# skimmer/refuge ?



## vvolfe1 (Oct 9, 2006)

I'm making a new refugium/sump out of a 20l I got. I was wondering if I can just put my skimmer pump inside the infeed side of my sumpand put the return back in this area too? Or will I need to put the whole skimmer in this area? The reason I ask is because I want to increase my fuge area in the 20L.


----------



## Gump (Aug 2, 2006)

Like put the pump after the fuge and the return at the start? I think that should be just fine.


----------



## Reefneck (Oct 15, 2005)

I think I understand your question. It depends on your skimmer.
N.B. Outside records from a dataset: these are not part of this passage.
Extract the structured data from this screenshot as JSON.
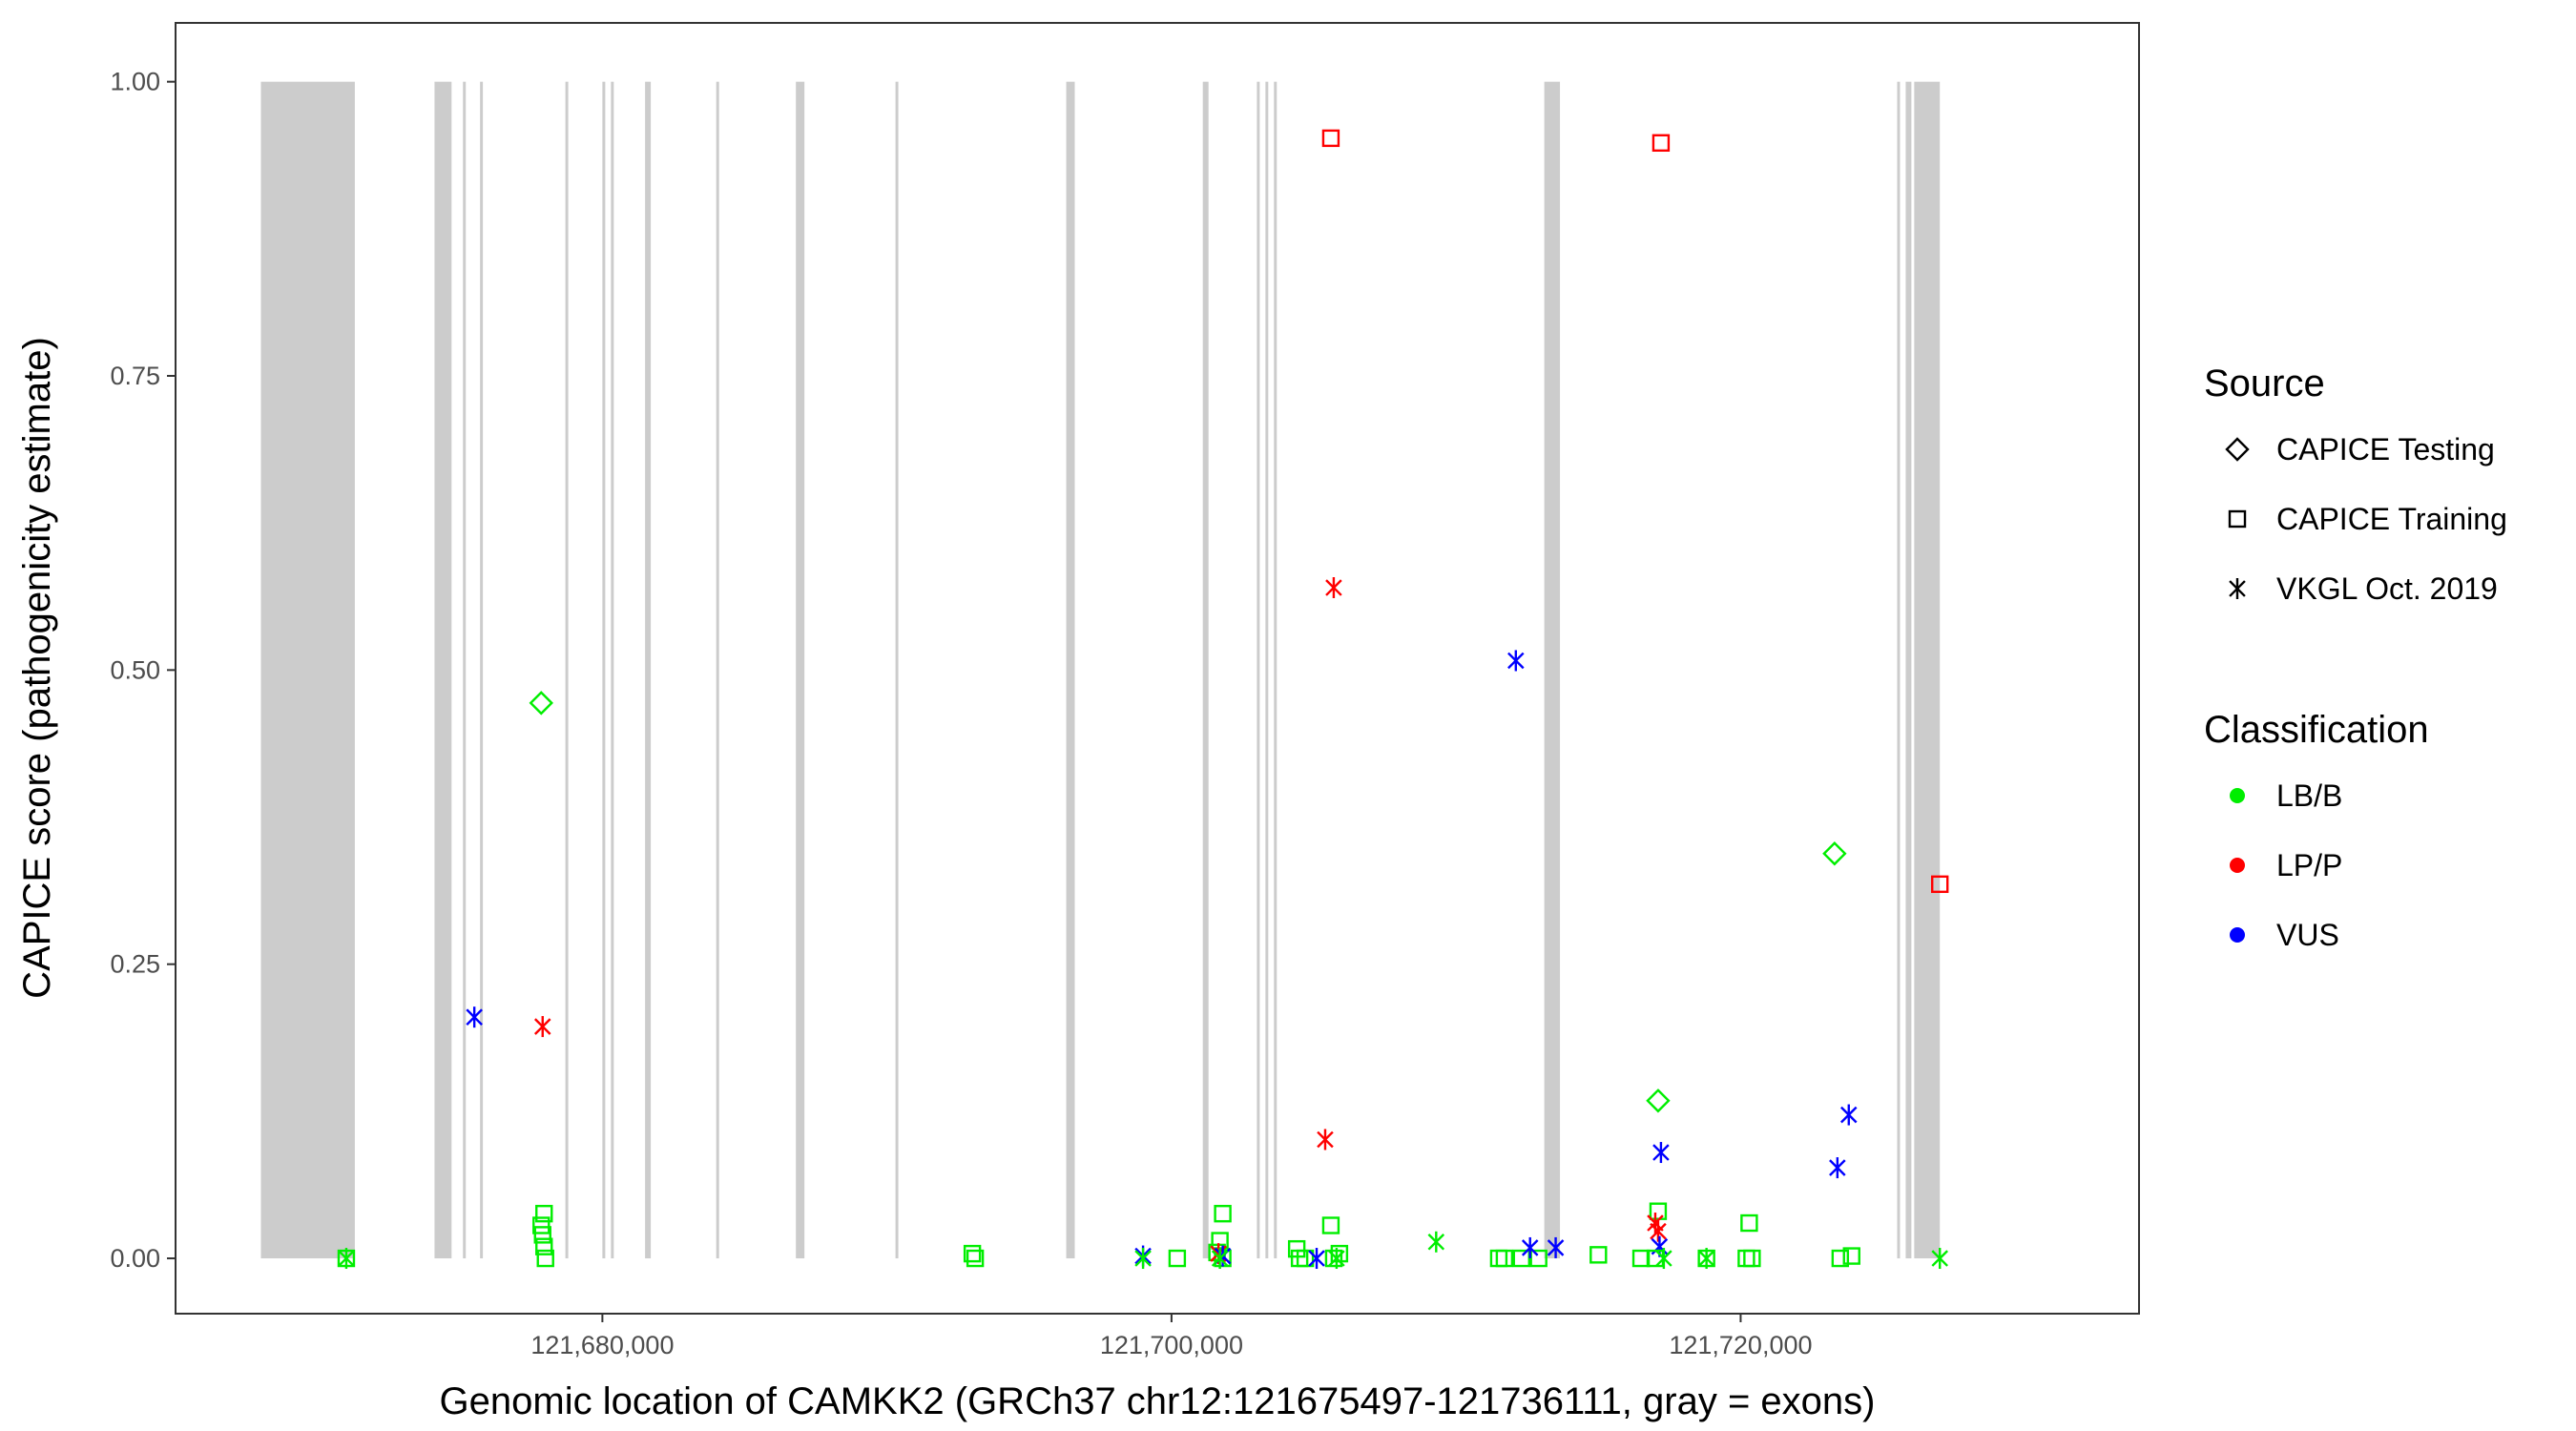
{
  "chart_data": {
    "type": "scatter",
    "title": "",
    "xlabel": "Genomic location of CAMKK2 (GRCh37 chr12:121675497-121736111, gray = exons)",
    "ylabel": "CAPICE score (pathogenicity estimate)",
    "xlim": [
      121665000,
      121734000
    ],
    "ylim": [
      -0.047,
      1.05
    ],
    "x_ticks": [
      121680000,
      121700000,
      121720000
    ],
    "x_tick_labels": [
      "121,680,000",
      "121,700,000",
      "121,720,000"
    ],
    "y_ticks": [
      0,
      0.25,
      0.5,
      0.75,
      1.0
    ],
    "y_tick_labels": [
      "0.00",
      "0.25",
      "0.50",
      "0.75",
      "1.00"
    ],
    "grid": false,
    "exon_color": "#cccccc",
    "exons": [
      [
        121668000,
        121671300
      ],
      [
        121674100,
        121674700
      ],
      [
        121675100,
        121675200
      ],
      [
        121675700,
        121675800
      ],
      [
        121678700,
        121678800
      ],
      [
        121680000,
        121680100
      ],
      [
        121680300,
        121680400
      ],
      [
        121681500,
        121681700
      ],
      [
        121684000,
        121684100
      ],
      [
        121686800,
        121687100
      ],
      [
        121690300,
        121690400
      ],
      [
        121696300,
        121696600
      ],
      [
        121701100,
        121701300
      ],
      [
        121703000,
        121703100
      ],
      [
        121703300,
        121703400
      ],
      [
        121703600,
        121703700
      ],
      [
        121713100,
        121713650
      ],
      [
        121725500,
        121725600
      ],
      [
        121725800,
        121726000
      ],
      [
        121726100,
        121727000
      ]
    ],
    "legend": {
      "source_title": "Source",
      "classification_title": "Classification",
      "position": "right",
      "sources": [
        {
          "label": "CAPICE Testing",
          "shape": "diamond"
        },
        {
          "label": "CAPICE Training",
          "shape": "square"
        },
        {
          "label": "VKGL Oct. 2019",
          "shape": "asterisk"
        }
      ],
      "classes": [
        {
          "label": "LB/B",
          "color": "#00ee00"
        },
        {
          "label": "LP/P",
          "color": "#ff0000"
        },
        {
          "label": "VUS",
          "color": "#0000ff"
        }
      ]
    },
    "points": [
      {
        "x": 121671000,
        "y": 0.0,
        "source": "VKGL Oct. 2019",
        "class": "LB/B"
      },
      {
        "x": 121671000,
        "y": 0.0,
        "source": "CAPICE Training",
        "class": "LB/B"
      },
      {
        "x": 121675500,
        "y": 0.205,
        "source": "VKGL Oct. 2019",
        "class": "VUS"
      },
      {
        "x": 121677850,
        "y": 0.472,
        "source": "CAPICE Testing",
        "class": "LB/B"
      },
      {
        "x": 121677900,
        "y": 0.197,
        "source": "VKGL Oct. 2019",
        "class": "LP/P"
      },
      {
        "x": 121677950,
        "y": 0.038,
        "source": "CAPICE Training",
        "class": "LB/B"
      },
      {
        "x": 121677850,
        "y": 0.028,
        "source": "CAPICE Training",
        "class": "LB/B"
      },
      {
        "x": 121677900,
        "y": 0.02,
        "source": "CAPICE Training",
        "class": "LB/B"
      },
      {
        "x": 121677950,
        "y": 0.01,
        "source": "CAPICE Training",
        "class": "LB/B"
      },
      {
        "x": 121678000,
        "y": 0.0,
        "source": "CAPICE Training",
        "class": "LB/B"
      },
      {
        "x": 121693000,
        "y": 0.004,
        "source": "CAPICE Training",
        "class": "LB/B"
      },
      {
        "x": 121693100,
        "y": 0.0,
        "source": "CAPICE Training",
        "class": "LB/B"
      },
      {
        "x": 121699000,
        "y": 0.002,
        "source": "VKGL Oct. 2019",
        "class": "VUS"
      },
      {
        "x": 121699000,
        "y": 0.0,
        "source": "VKGL Oct. 2019",
        "class": "LB/B"
      },
      {
        "x": 121700200,
        "y": 0.0,
        "source": "CAPICE Training",
        "class": "LB/B"
      },
      {
        "x": 121701800,
        "y": 0.038,
        "source": "CAPICE Training",
        "class": "LB/B"
      },
      {
        "x": 121701700,
        "y": 0.015,
        "source": "CAPICE Training",
        "class": "LB/B"
      },
      {
        "x": 121701600,
        "y": 0.005,
        "source": "CAPICE Training",
        "class": "LB/B"
      },
      {
        "x": 121701800,
        "y": 0.0,
        "source": "CAPICE Training",
        "class": "LB/B"
      },
      {
        "x": 121701650,
        "y": 0.004,
        "source": "VKGL Oct. 2019",
        "class": "LP/P"
      },
      {
        "x": 121701800,
        "y": 0.002,
        "source": "VKGL Oct. 2019",
        "class": "VUS"
      },
      {
        "x": 121701700,
        "y": 0.0,
        "source": "VKGL Oct. 2019",
        "class": "LB/B"
      },
      {
        "x": 121705600,
        "y": 0.952,
        "source": "CAPICE Training",
        "class": "LP/P"
      },
      {
        "x": 121705700,
        "y": 0.57,
        "source": "VKGL Oct. 2019",
        "class": "LP/P"
      },
      {
        "x": 121705400,
        "y": 0.101,
        "source": "VKGL Oct. 2019",
        "class": "LP/P"
      },
      {
        "x": 121705600,
        "y": 0.028,
        "source": "CAPICE Training",
        "class": "LB/B"
      },
      {
        "x": 121704400,
        "y": 0.008,
        "source": "CAPICE Training",
        "class": "LB/B"
      },
      {
        "x": 121704500,
        "y": 0.0,
        "source": "CAPICE Training",
        "class": "LB/B"
      },
      {
        "x": 121704700,
        "y": 0.0,
        "source": "CAPICE Training",
        "class": "LB/B"
      },
      {
        "x": 121705700,
        "y": 0.0,
        "source": "CAPICE Training",
        "class": "LB/B"
      },
      {
        "x": 121705900,
        "y": 0.004,
        "source": "CAPICE Training",
        "class": "LB/B"
      },
      {
        "x": 121705100,
        "y": 0.0,
        "source": "VKGL Oct. 2019",
        "class": "VUS"
      },
      {
        "x": 121705800,
        "y": 0.0,
        "source": "VKGL Oct. 2019",
        "class": "LB/B"
      },
      {
        "x": 121709300,
        "y": 0.014,
        "source": "VKGL Oct. 2019",
        "class": "LB/B"
      },
      {
        "x": 121711500,
        "y": 0.0,
        "source": "CAPICE Training",
        "class": "LB/B"
      },
      {
        "x": 121711700,
        "y": 0.0,
        "source": "CAPICE Training",
        "class": "LB/B"
      },
      {
        "x": 121712300,
        "y": 0.0,
        "source": "CAPICE Training",
        "class": "LB/B"
      },
      {
        "x": 121712900,
        "y": 0.0,
        "source": "CAPICE Training",
        "class": "LB/B"
      },
      {
        "x": 121712100,
        "y": 0.508,
        "source": "VKGL Oct. 2019",
        "class": "VUS"
      },
      {
        "x": 121712600,
        "y": 0.009,
        "source": "VKGL Oct. 2019",
        "class": "VUS"
      },
      {
        "x": 121713500,
        "y": 0.009,
        "source": "VKGL Oct. 2019",
        "class": "VUS"
      },
      {
        "x": 121715000,
        "y": 0.003,
        "source": "CAPICE Training",
        "class": "LB/B"
      },
      {
        "x": 121716500,
        "y": 0.0,
        "source": "CAPICE Training",
        "class": "LB/B"
      },
      {
        "x": 121717200,
        "y": 0.948,
        "source": "CAPICE Training",
        "class": "LP/P"
      },
      {
        "x": 121717100,
        "y": 0.134,
        "source": "CAPICE Testing",
        "class": "LB/B"
      },
      {
        "x": 121717200,
        "y": 0.09,
        "source": "VKGL Oct. 2019",
        "class": "VUS"
      },
      {
        "x": 121717100,
        "y": 0.04,
        "source": "CAPICE Training",
        "class": "LB/B"
      },
      {
        "x": 121717000,
        "y": 0.03,
        "source": "VKGL Oct. 2019",
        "class": "LP/P"
      },
      {
        "x": 121717100,
        "y": 0.023,
        "source": "VKGL Oct. 2019",
        "class": "LP/P"
      },
      {
        "x": 121717150,
        "y": 0.01,
        "source": "VKGL Oct. 2019",
        "class": "VUS"
      },
      {
        "x": 121717000,
        "y": 0.0,
        "source": "CAPICE Training",
        "class": "LB/B"
      },
      {
        "x": 121717300,
        "y": 0.0,
        "source": "VKGL Oct. 2019",
        "class": "LB/B"
      },
      {
        "x": 121718800,
        "y": 0.0,
        "source": "VKGL Oct. 2019",
        "class": "LB/B"
      },
      {
        "x": 121718800,
        "y": 0.0,
        "source": "CAPICE Training",
        "class": "LB/B"
      },
      {
        "x": 121720300,
        "y": 0.03,
        "source": "CAPICE Training",
        "class": "LB/B"
      },
      {
        "x": 121720200,
        "y": 0.0,
        "source": "CAPICE Training",
        "class": "LB/B"
      },
      {
        "x": 121720400,
        "y": 0.0,
        "source": "CAPICE Training",
        "class": "LB/B"
      },
      {
        "x": 121723300,
        "y": 0.344,
        "source": "CAPICE Testing",
        "class": "LB/B"
      },
      {
        "x": 121723400,
        "y": 0.077,
        "source": "VKGL Oct. 2019",
        "class": "VUS"
      },
      {
        "x": 121723800,
        "y": 0.122,
        "source": "VKGL Oct. 2019",
        "class": "VUS"
      },
      {
        "x": 121723500,
        "y": 0.0,
        "source": "CAPICE Training",
        "class": "LB/B"
      },
      {
        "x": 121723900,
        "y": 0.002,
        "source": "CAPICE Training",
        "class": "LB/B"
      },
      {
        "x": 121727000,
        "y": 0.318,
        "source": "CAPICE Training",
        "class": "LP/P"
      },
      {
        "x": 121727000,
        "y": 0.0,
        "source": "VKGL Oct. 2019",
        "class": "LB/B"
      }
    ]
  }
}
If you skimmer was made to go IN SUMP only then it will have to go inside. If (Like the Coralife Super Skimmers) it can hang on.....You can do as you are asking.


----------



## vvolfe1 (Oct 9, 2006)

Thanks, It is a corallife superskimmer. So I can just put the pump from my skimmer in the dt return side of the sump.


----------



## Reefneck (Oct 15, 2005)

Yep, That will work fine. The skimmer will sit outside of the sump and you pump and return will be inside. I used to do it that way until I got my ASM in sump skimmer.


----------



## Fishnewb1 (Mar 24, 2006)

Yea i did the same thing reef neck is saying and it works amazingly.


----------



## leveldrummer (May 27, 2005)

just be extra sure to check the collection cup regularly, if it over flows it wont flow into the sump, it will flow all over the bottom of your stand. but it works great besides that, you can drill the cup and put a over flow hose running into something large too. that is always a nice addition.


----------